Because they harness the body’s own immune system, CAR-Ts have had dramatic results in studies for some patients, but also showed side effects with others -- including several patients who were killed in Kite and Juno trials.
Solving Manufacturing
CAR-T are also complex to manufacture. Unlike pills or chemotherapy, the treatments can’t be stockpiled. They’re living drugs, and the production process entails drawing a patient’s blood; extracting the T-cells; inserting a gene that will enable them to identify tumors as targets; then infusing the cancer-killing compound back into the patient at a specialized medical center.
But Gilead watched Kite becoming more and more attractive through the summer, CEO Milligan said on August 28. “It became clear that the side effects would be more manageable and more importantly that the manufacturing would work,” Milligan said. “They’ve solved the manufacturing problem. It all added up to this being a very unique, special opportunity for us, and this became very compelling.”

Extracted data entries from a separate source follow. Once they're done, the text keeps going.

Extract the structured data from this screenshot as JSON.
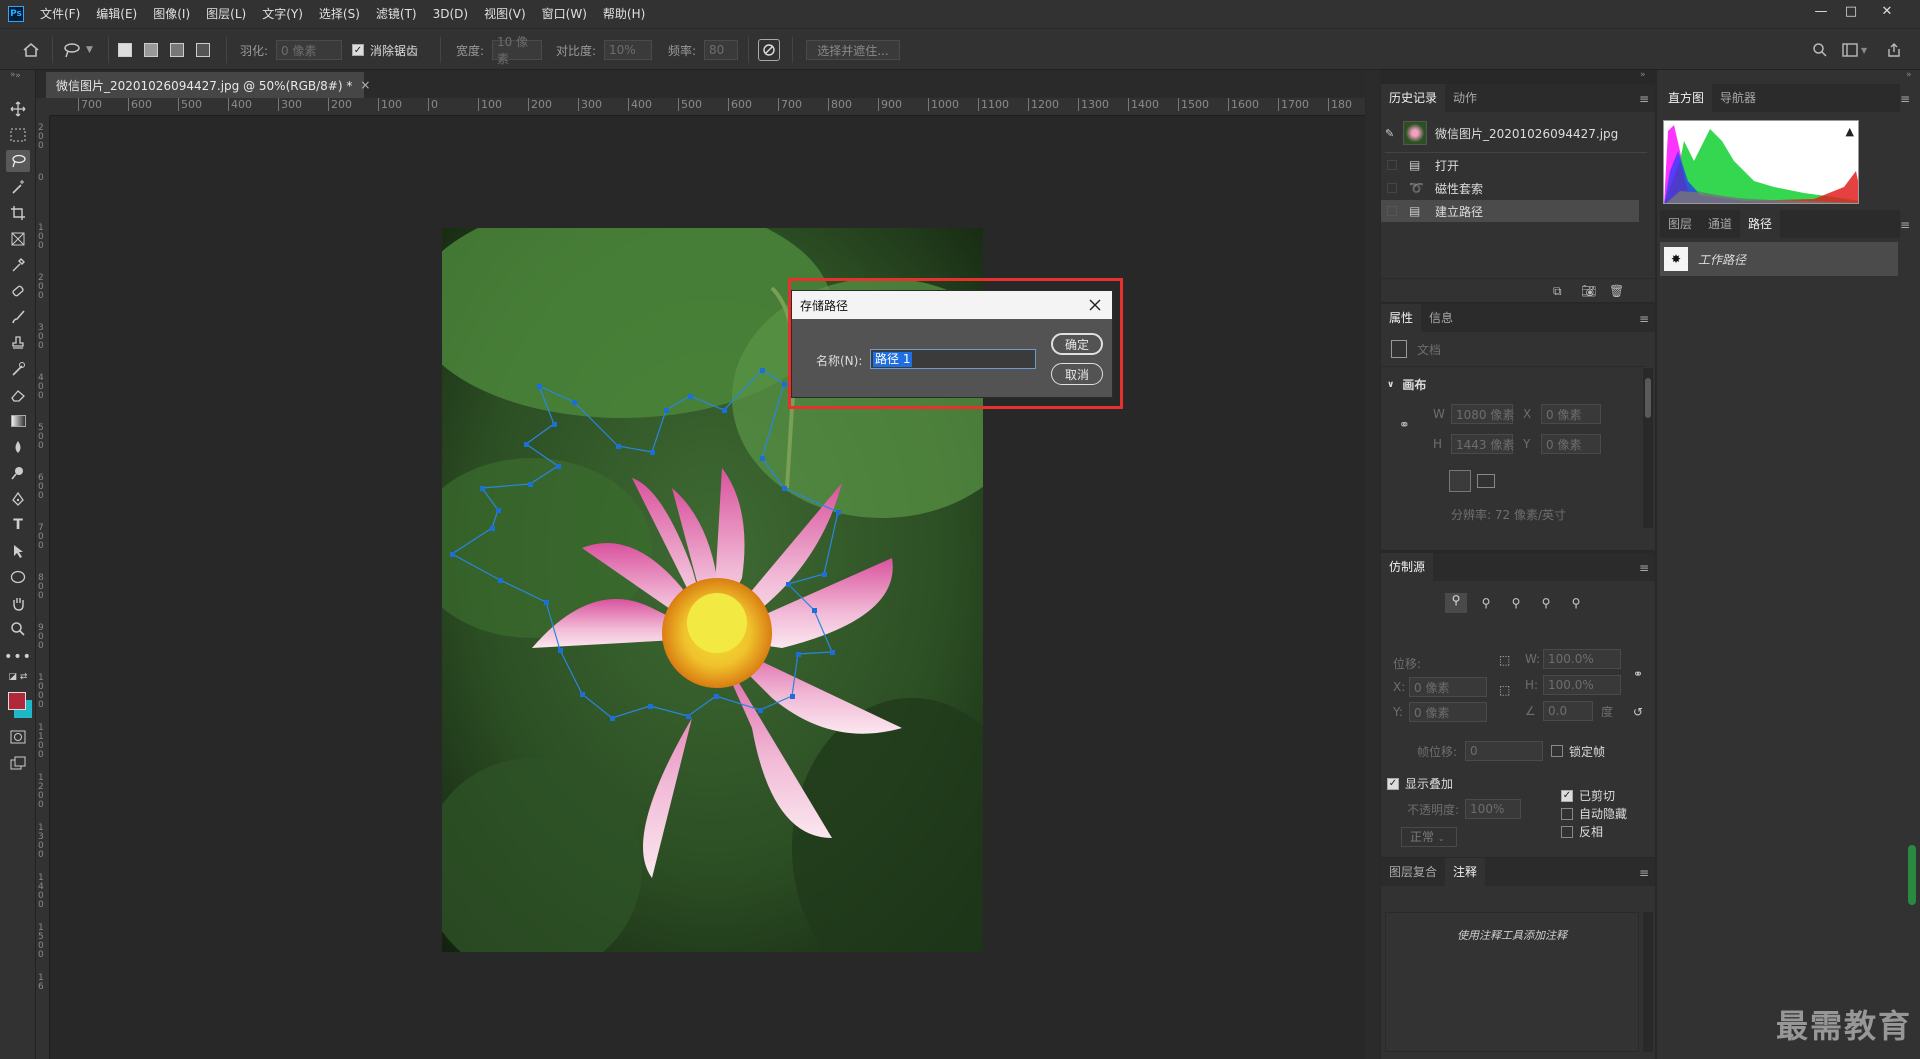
{
  "app": {
    "logo": "Ps"
  },
  "menu": [
    "文件(F)",
    "编辑(E)",
    "图像(I)",
    "图层(L)",
    "文字(Y)",
    "选择(S)",
    "滤镜(T)",
    "3D(D)",
    "视图(V)",
    "窗口(W)",
    "帮助(H)"
  ],
  "window_controls": {
    "minimize": "—",
    "maximize": "□",
    "close": "✕"
  },
  "options_bar": {
    "feather_label": "羽化:",
    "feather_value": "0 像素",
    "antialias_label": "消除锯齿",
    "width_label": "宽度:",
    "width_value": "10 像素",
    "contrast_label": "对比度:",
    "contrast_value": "10%",
    "frequency_label": "频率:",
    "frequency_value": "80",
    "select_mask_label": "选择并遮住..."
  },
  "document": {
    "tab_title": "微信图片_20201026094427.jpg @ 50%(RGB/8#) *",
    "close": "×"
  },
  "ruler": {
    "h_ticks": [
      "700",
      "600",
      "500",
      "400",
      "300",
      "200",
      "100",
      "0",
      "100",
      "200",
      "300",
      "400",
      "500",
      "600",
      "700",
      "800",
      "900",
      "1000",
      "1100",
      "1200",
      "1300",
      "1400",
      "1500",
      "1600",
      "1700",
      "180"
    ],
    "v_ticks": [
      "2 0 0",
      "0",
      "1 0 0",
      "2 0 0",
      "3 0 0",
      "4 0 0",
      "5 0 0",
      "6 0 0",
      "7 0 0",
      "8 0 0",
      "9 0 0",
      "1 0 0 0",
      "1 1 0 0",
      "1 2 0 0",
      "1 3 0 0",
      "1 4 0 0",
      "1 5 0 0",
      "1 6"
    ]
  },
  "dialog": {
    "title": "存储路径",
    "name_label": "名称(N):",
    "name_value": "路径 1",
    "ok": "确定",
    "cancel": "取消"
  },
  "history_panel": {
    "tabs": [
      "历史记录",
      "动作"
    ],
    "snapshot": "微信图片_20201026094427.jpg",
    "items": [
      "打开",
      "磁性套索",
      "建立路径"
    ]
  },
  "histogram_panel": {
    "tabs": [
      "直方图",
      "导航器"
    ]
  },
  "paths_panel": {
    "tabs": [
      "图层",
      "通道",
      "路径"
    ],
    "items": [
      "工作路径"
    ]
  },
  "properties_panel": {
    "tabs": [
      "属性",
      "信息"
    ],
    "doc_label": "文档",
    "section": "画布",
    "w_label": "W",
    "w_value": "1080 像素",
    "h_label": "H",
    "h_value": "1443 像素",
    "x_label": "X",
    "x_value": "0 像素",
    "y_label": "Y",
    "y_value": "0 像素",
    "resolution": "分辨率: 72 像素/英寸"
  },
  "clone_panel": {
    "tab": "仿制源",
    "offset_label": "位移:",
    "x_label": "X:",
    "x_value": "0 像素",
    "y_label": "Y:",
    "y_value": "0 像素",
    "w_label": "W:",
    "w_value": "100.0%",
    "h_label": "H:",
    "h_value": "100.0%",
    "angle_value": "0.0",
    "angle_unit": "度",
    "frame_offset_label": "帧位移:",
    "frame_offset_value": "0",
    "lock_frame": "锁定帧",
    "show_overlay": "显示叠加",
    "opacity_label": "不透明度:",
    "opacity_value": "100%",
    "blend_mode": "正常",
    "clipped": "已剪切",
    "auto_hide": "自动隐藏",
    "invert": "反相"
  },
  "notes_panel": {
    "tabs": [
      "图层复合",
      "注释"
    ],
    "hint": "使用注释工具添加注释"
  },
  "watermark": "最需教育",
  "colors": {
    "foreground": "#b0283a",
    "background": "#1fb8c9",
    "accent": "#e8312c",
    "selection": "#1b6fd6"
  }
}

Kite is studying its therapy for a wide range of blood cancers, including the most common and devastating types of leukemia. It is in the earliest stages of development for a half-dozen other treatments that use the immune system’s killer T-cells to treat solid tumors, in many cases working in collaboration with the National Cancer Institute.
The transaction, scheduled to close in the fourth quarter, would be Gilead’s largest by equity value, surpassing the 2012 acquisition of Pharmasset for $11.2 billion. The Kite agreement was unanimously approved by the two boards and will start add to earnings three years after completion.